Bank Failure Friday + DIF details
Another big one bites the dust. Guaranty is the 81st failure of the year. Plus two more in Georgia.
Below this evening’s failure news I’ve got more detail about the Deposit Insurance Fund, including an interesting tidbit about why FDIC collected so little in premiums from 1996-2006.
- Failed Bank: eBank, Atlanta GA
- Acquirer: Stearns Bank NA, St. Cloud MN
- Vitals: As of 7/10/09 assets of $143 million, deposits of $130 million
- DIF Damage: $63 million
- Failed Bank: First Coweta, Newnan GA
- Acquirer: United Bank, Zebulon GA
- Vitals: As of 7/31/09 assets of $167 million, deposits of $155 million
- DIF Damage: $48 million
- Failed Bank: CapitalSouth Bank, Birmingham AL
- Acquirer: IBERIABANK, Lafayette LA
- Vitals: As of 6/30/09 assets of $617 million, deposits of $546 million
- DIF Damage: $151 million
- Failed Bank: Guaranty Bank, Austin TX
- Acquirer: BBVA Compass, Birmingham AL
- Vitals: As of 6/30/09 assets of $13 billion, deposits of $12 billion
- DIF Damage: $3 billion (!)
There was a confusing article in Bloomberg yesterday, which suggested FDIC is considering a new $5.6 billion fee on banks to replenish the DIF.
Just so folks are clear, that $5.6 billion was already assessed. Banks accrued the expense on June 30th and will pay the cash into the DIF on September 30th. That was a special assessment of 5¢ for every $100 of deposits.
We will be getting an update on the DIF’s funded status next Thursday, when FDIC publishes its Quarterly Banking Profile.
But here’s what we know about the DIF’s status right now:
- DIF balance at 3/31 = $13.0 billion
- Contingent Loss Reserve at 3/31= $28.5 billion (i.e. reserves set aside for current and future losses)
- Q2 assessments = $8.9 billion ($5.6 billion one-time assessment + $3.3 billion scheduled quarterly assessment)
That’s $50.4 billion of firepower. Since March 31st, we’ve had new bank failures that will cost an estimated $19.2 billion.
If FDIC appears to have a decent amount of reserves, will they have to draw on their credit line at Treasury? It’s possible.

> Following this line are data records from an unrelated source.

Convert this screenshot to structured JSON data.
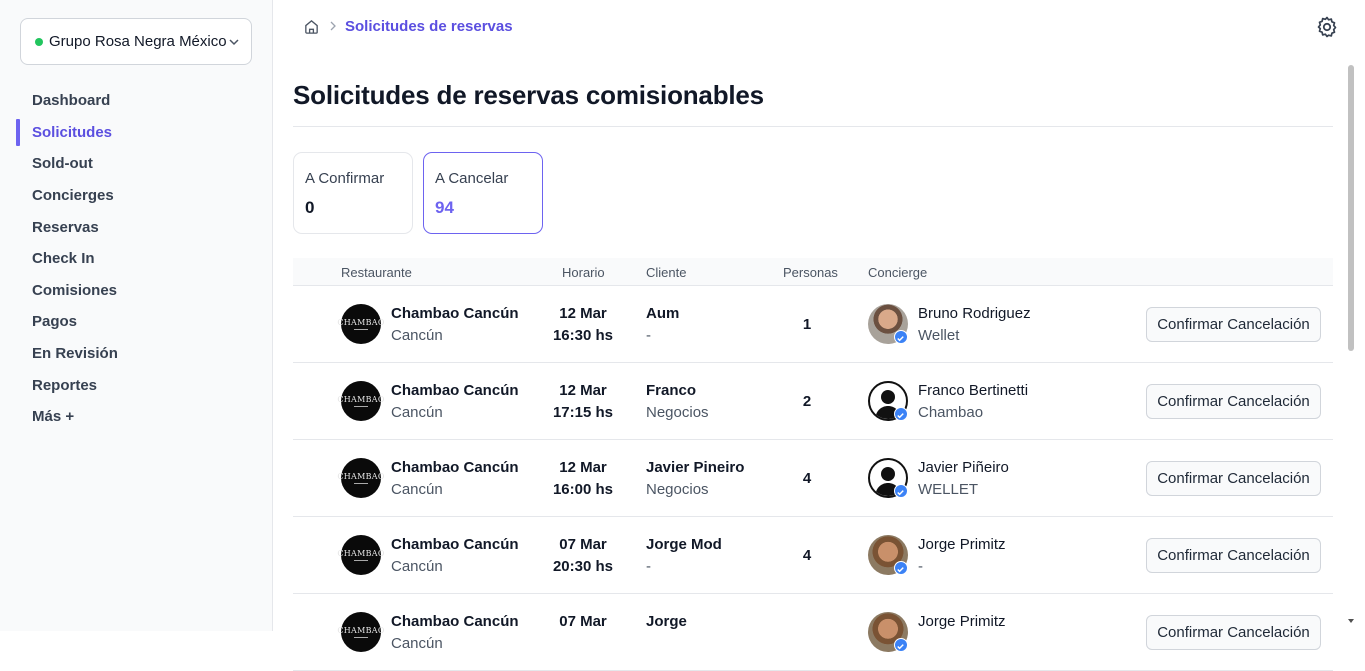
{
  "org": {
    "name": "Grupo Rosa Negra México",
    "status_color": "#22c55e"
  },
  "nav": [
    {
      "label": "Dashboard"
    },
    {
      "label": "Solicitudes",
      "active": true
    },
    {
      "label": "Sold-out"
    },
    {
      "label": "Concierges"
    },
    {
      "label": "Reservas"
    },
    {
      "label": "Check In"
    },
    {
      "label": "Comisiones"
    },
    {
      "label": "Pagos"
    },
    {
      "label": "En Revisión"
    },
    {
      "label": "Reportes"
    },
    {
      "label": "Más +"
    }
  ],
  "breadcrumb": {
    "current": "Solicitudes de reservas"
  },
  "page": {
    "title": "Solicitudes de reservas comisionables"
  },
  "stats": [
    {
      "label": "A Confirmar",
      "value": "0"
    },
    {
      "label": "A Cancelar",
      "value": "94",
      "selected": true
    }
  ],
  "table": {
    "headers": [
      "Restaurante",
      "Horario",
      "Cliente",
      "Personas",
      "Concierge"
    ],
    "logo_text": "CHAMBAO",
    "rows": [
      {
        "restaurant": "Chambao Cancún",
        "city": "Cancún",
        "date": "12 Mar",
        "time": "16:30 hs",
        "client": "Aum",
        "client_sub": "-",
        "persons": "1",
        "concierge": "Bruno Rodriguez",
        "concierge_sub": "Wellet",
        "avatar": "photo",
        "action": "Confirmar Cancelación"
      },
      {
        "restaurant": "Chambao Cancún",
        "city": "Cancún",
        "date": "12 Mar",
        "time": "17:15 hs",
        "client": "Franco",
        "client_sub": "Negocios",
        "persons": "2",
        "concierge": "Franco Bertinetti",
        "concierge_sub": "Chambao",
        "avatar": "default",
        "action": "Confirmar Cancelación"
      },
      {
        "restaurant": "Chambao Cancún",
        "city": "Cancún",
        "date": "12 Mar",
        "time": "16:00 hs",
        "client": "Javier Pineiro",
        "client_sub": "Negocios",
        "persons": "4",
        "concierge": "Javier Piñeiro",
        "concierge_sub": "WELLET",
        "avatar": "default",
        "action": "Confirmar Cancelación"
      },
      {
        "restaurant": "Chambao Cancún",
        "city": "Cancún",
        "date": "07 Mar",
        "time": "20:30 hs",
        "client": "Jorge Mod",
        "client_sub": "-",
        "persons": "4",
        "concierge": "Jorge Primitz",
        "concierge_sub": "-",
        "avatar": "photo2",
        "action": "Confirmar Cancelación"
      },
      {
        "restaurant": "Chambao Cancún",
        "city": "Cancún",
        "date": "07 Mar",
        "time": "",
        "client": "Jorge",
        "client_sub": "",
        "persons": "",
        "concierge": "Jorge Primitz",
        "concierge_sub": "",
        "avatar": "photo2",
        "action": "Confirmar Cancelación"
      }
    ]
  },
  "colors": {
    "accent": "#6d63f0",
    "verified": "#3b82f6"
  }
}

The issue is the liquidity of their assets. A huge chunk of their balance sheet is made up of assets received from failed banks. REO, toxic loans, etc. That’s not cash they can use to finance bank seizures and sales. If they run out of cash, they may have to borrow from Tim Geithner.
I’m working on getting more information about the composition of the DIF, in particular how much cash they have on hand. I’ll follow up when I know more.
And now for tonight’s tidbit: I have been critical of FDIC in the past for not collecting deposit insurance premiums from most banks between 1996 and 2006. I wasn’t aware that FDIC was prevented by law from doing so during that period because the DIF was above 1.25% of insured deposits.
I was wrong to be critical of FDIC on this point. It was Congress’ fault, not theirs.
They changed the law back in 2006, by the way, right before Sheila Bair was installed as Chairwoman. For those interested, it’s 12 USC Section 1817 (b).